Pourquoi les terrains constructibles deviennent-ils plus rares ?
1. Pression foncière accrue et attractivité du village
Ces dix dernières années, l’intérêt pour les territoires de montagne et les villages dotés de services de proximité, d’écoles et d’une vie associative dynamique s’est renforcé (source : Observatoire Régional de l’Habitant – Ademe Nouvelle-Aquitaine). Arudy se distingue par sa qualité de vie, son patrimoine et sa proximité avec Pau et les pôles d’activité de la vallée. Cette popularité exerce une pression sur l’offre foncière, qui n’augmente pas au même rythme que la demande.

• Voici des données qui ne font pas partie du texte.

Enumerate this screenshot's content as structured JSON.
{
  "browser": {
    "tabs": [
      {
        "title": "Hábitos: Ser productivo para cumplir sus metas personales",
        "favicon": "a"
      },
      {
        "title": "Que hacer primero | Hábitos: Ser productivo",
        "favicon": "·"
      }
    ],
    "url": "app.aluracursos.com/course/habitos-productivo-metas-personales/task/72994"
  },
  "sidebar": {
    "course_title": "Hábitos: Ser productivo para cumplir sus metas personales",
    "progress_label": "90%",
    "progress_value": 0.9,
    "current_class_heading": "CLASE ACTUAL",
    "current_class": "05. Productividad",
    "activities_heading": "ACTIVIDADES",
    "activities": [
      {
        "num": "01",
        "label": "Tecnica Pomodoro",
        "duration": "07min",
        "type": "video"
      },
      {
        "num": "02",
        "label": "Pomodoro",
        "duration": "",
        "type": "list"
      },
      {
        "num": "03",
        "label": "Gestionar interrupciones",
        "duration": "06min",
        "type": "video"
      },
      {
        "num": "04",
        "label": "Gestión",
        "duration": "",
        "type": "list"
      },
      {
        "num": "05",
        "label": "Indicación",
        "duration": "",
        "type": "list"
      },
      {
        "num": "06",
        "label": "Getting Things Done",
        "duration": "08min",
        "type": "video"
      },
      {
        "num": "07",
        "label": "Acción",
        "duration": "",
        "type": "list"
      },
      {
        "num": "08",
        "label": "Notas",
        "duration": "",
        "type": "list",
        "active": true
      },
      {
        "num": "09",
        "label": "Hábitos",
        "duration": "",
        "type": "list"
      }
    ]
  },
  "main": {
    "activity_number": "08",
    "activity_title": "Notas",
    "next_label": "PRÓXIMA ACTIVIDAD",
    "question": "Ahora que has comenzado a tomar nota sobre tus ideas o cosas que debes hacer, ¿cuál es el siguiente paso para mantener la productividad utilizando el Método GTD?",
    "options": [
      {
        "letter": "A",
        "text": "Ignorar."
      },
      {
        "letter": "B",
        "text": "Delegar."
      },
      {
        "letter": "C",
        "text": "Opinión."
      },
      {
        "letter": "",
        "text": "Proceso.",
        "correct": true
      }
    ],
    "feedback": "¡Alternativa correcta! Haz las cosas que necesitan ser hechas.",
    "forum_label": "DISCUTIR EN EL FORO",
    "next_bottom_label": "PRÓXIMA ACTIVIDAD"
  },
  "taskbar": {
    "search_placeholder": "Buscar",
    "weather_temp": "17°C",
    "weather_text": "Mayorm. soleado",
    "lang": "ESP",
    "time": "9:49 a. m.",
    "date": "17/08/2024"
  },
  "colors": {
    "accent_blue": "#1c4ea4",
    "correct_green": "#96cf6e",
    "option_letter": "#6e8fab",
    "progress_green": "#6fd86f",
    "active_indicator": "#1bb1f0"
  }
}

- Croissance de la demande liée au retour à la campagne et à la recherche d’un cadre de vie préservé.
- Attrait pour la résidence principale et secondaire dans les Pyrénées.
- Phénomène de « micro-migrations » intra-vallée d’Ossau poussé par l’accessibilité et les possibilités d’activités de pleine nature.
2. Encadrement réglementaire et évolution de la législation
Les communes françaises doivent aujourd’hui concilier développement urbain et préservation du patrimoine naturel, conformément à la loi ALUR (2014), la loi Climat et Résilience (2021) et à la stratégie nationale de lutte contre l’artificialisation des sols (« Zéro Artificialisation Nette », ou ZAN, horizon 2050).
- Réduction des possibilités d’ouvrir de nouveaux terrains à l’urbanisation, pour limiter la consommation d’espaces naturels.
- Renforcement des études d’impact, délimitations des zones humides et inventaires faunistiques et floristiques avant tout nouveau aménagement.
- Contrôle accru sur les changements de destination du foncier agricole ou forestier vers l’habitat, impliquant un travail d’équilibre permanent entre développement et environnement.
À Arudy, près de 80 % des nouvelles autorisations d’urbanisme concernent la reconstruction, l’extension ou la rénovation de bâtiments existants, et non de nouvelles parcelles vierges (chiffre Communauté de Communes de la Vallée d’Ossau, 2022).
3. Impact des politiques locales d’aménagement
La municipalité d’Arudy, en lien avec l’intercommunalité, pilote une politique d’urbanisme qui vise à maîtriser la croissance, favoriser la réhabilitation du bâti ancien et accompagner la revitalisation du centre-bourg. Ce choix réduit l’ouverture de nouveaux terrains, privilégiant la densification douce, la préservation de l’identité architecturale et la lutte contre la vacance.
- Promotion des opérations de rénovation du centre-bourg : aide à la réhabilitation, lutte contre la vacance de logements, incitations à l’installation d’artisans et de jeunes ménages.
- Incitations à la construction sur les dents creuses (terrains restés libres au sein de secteurs bâtis), mais leur nombre baisse progressivement.
- Gestion des écoquartiers avec des critères d’intégration paysagère et de faible consommation foncière.